‘Aren’t you all Martha’s students?’ he puzzled. ‘Is this some kind of college prank?’ He caught sight of Chick – clearly not a prankster of any kind – and looked alarmed. At that moment Hank/Buddy escaped Terri’s stranglehold and leapt towards Jay Sewell to greet him. Terri leapt as well, in an attempt to hang onto the dog, resulting in both dog and girl lunging into Jay at the same time. Which is exactly how accidents happen.
I suppose the laws of physics could explain what occurred next – pivots and fulcrums, et cetera; the way that there was more of Jay’s body above the banister than below it; the ratio of the Hank/Buddy/Terri combination to the singular Jay Sewell – but however you explain it, the effect was that Jay went cartwheeling over the banister rail and plummeted down into the stairwell – so quickly that not even a single cry escaped his lips. We all stared at each other in dumb amazement, all except for Proteus in my arms, who had fallen asleep with his head on my shoulder.

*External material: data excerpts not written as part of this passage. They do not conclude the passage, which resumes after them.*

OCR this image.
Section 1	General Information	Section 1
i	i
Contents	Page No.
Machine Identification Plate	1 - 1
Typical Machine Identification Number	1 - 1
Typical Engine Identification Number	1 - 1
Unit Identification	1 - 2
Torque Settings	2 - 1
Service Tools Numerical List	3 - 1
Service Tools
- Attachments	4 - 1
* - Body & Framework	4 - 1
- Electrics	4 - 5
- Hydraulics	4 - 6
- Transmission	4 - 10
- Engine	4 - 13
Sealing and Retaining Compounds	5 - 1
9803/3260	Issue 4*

I rushed to look over the banister. Jay was spreadeagled on the floor below, blood pooling around his head and freckling the terrazzo. His eyes were open, giving him an air of, if anything, surprise.
‘Dead as a doorknob,’ Chick muttered to himself.
‘I think that’s as dead as a door nail ,’ Andrea murmured, gazing at the blood-glazed tiles. In the profound silence that had befallen us – broken only by a faithful whine on the part of Hank/Buddy – I could hear Martha in the kitchen chatting blithely on about cashmere sweaters and the ‘cultural oasis’ that was Edinburgh. Any second now she was going to come out into the hall and discover her previously healthy husband as deceased (which is a longer form of dead) as an item of door furniture.
‘If you’re ever going to succeed at magic,’ I whispered to Andrea, ‘then now would be a good time to begin.’
Proteus woke up with a start and began to cry, breaking the trance that we’d been plunged into. I rifled desperately through my pockets for his dummy but all I could find was a torn piece of paper, the stray page of The Expanding Prism of J in which J plunges over the banisters and dies.
A sudden horrendous scream rent the suburban air, indicating that Martha had discovered her spouse’s unexpected demise.
‘Give me your lighter,’ I whispered urgently to Chick. He raised an eyebrow at me as if this was no time to take up smoking (although if not now, then when?) and passed me his lighter – a lurid affair displaying a naked female on its casing. I grabbed it off him and set the flame to the piece of paper in my hand. (Well, it was worth a try.) The Expanding Prism of J flared up with a malevolent hiss in a greeny-blue flame – perhaps cyan, who knows? – and turned into a thin charcoal skin that floated up and hovered over the stairwell before disintegrating into a little shower of carbonized fragments like black snow.
‘Fucking hell,’ Chick said, looking down at the hall, ‘where’s he gone?’ For there was indeed no sign of a blood-boltered Jay, no screaming Martha, no sign of life or death. It was as if we had suffered a mass hallucination.
‘This is so freaky,’ Andrea said quietly.
‘Let’s get the fuck out of here now,’ Chick said, a sentiment we all agreed with heartily, and we ran out of the house and piled into the car anyhow so that for a brief and surreal moment Hank/Buddy was sitting behind the Cortina’s steering-wheel. Chick and the dog finally sorted themselves out and as we pulled away from Birnham with Chick in the driver’s seat we saw the Sewells’ car rounding the corner and drawing to a halt outside their home. I was glad to see that Jay was not only driving the car but was also in possession of a fully intact skull. Martha caught sight of us and her features contorted in a little grimace of recognition. She didn’t espy Terri or her erstwhile dog, as they were lying on the floor of the car.
‘So he was dead,’ Andrea puzzled, ‘and now he’s . . . not dead?’
‘Apparently,’ I said.
‘Now that’s magic realism,’ I say to Nora.
Terri asked Chick to drop her off at the bus station. I presumed she was going somewhere like Balniddrie to lie low for a while – it was obvious the Sewells would realize who had abducted their dog.
‘You don’t need to wait to see me off,’ she said to me and made a move to kiss me then thought better of it. Hank (as he would now be for ever more, I supposed) licked the back of her hand while he sat waiting patiently by her side.
‘We’re outlaws now,’ Terri said dreamily; ‘we have to go where desperadoes go.’
‘Where’s that?’ Chick asked. ‘Glasgow?’ and Terri said, ‘No, but it rhymes with that.’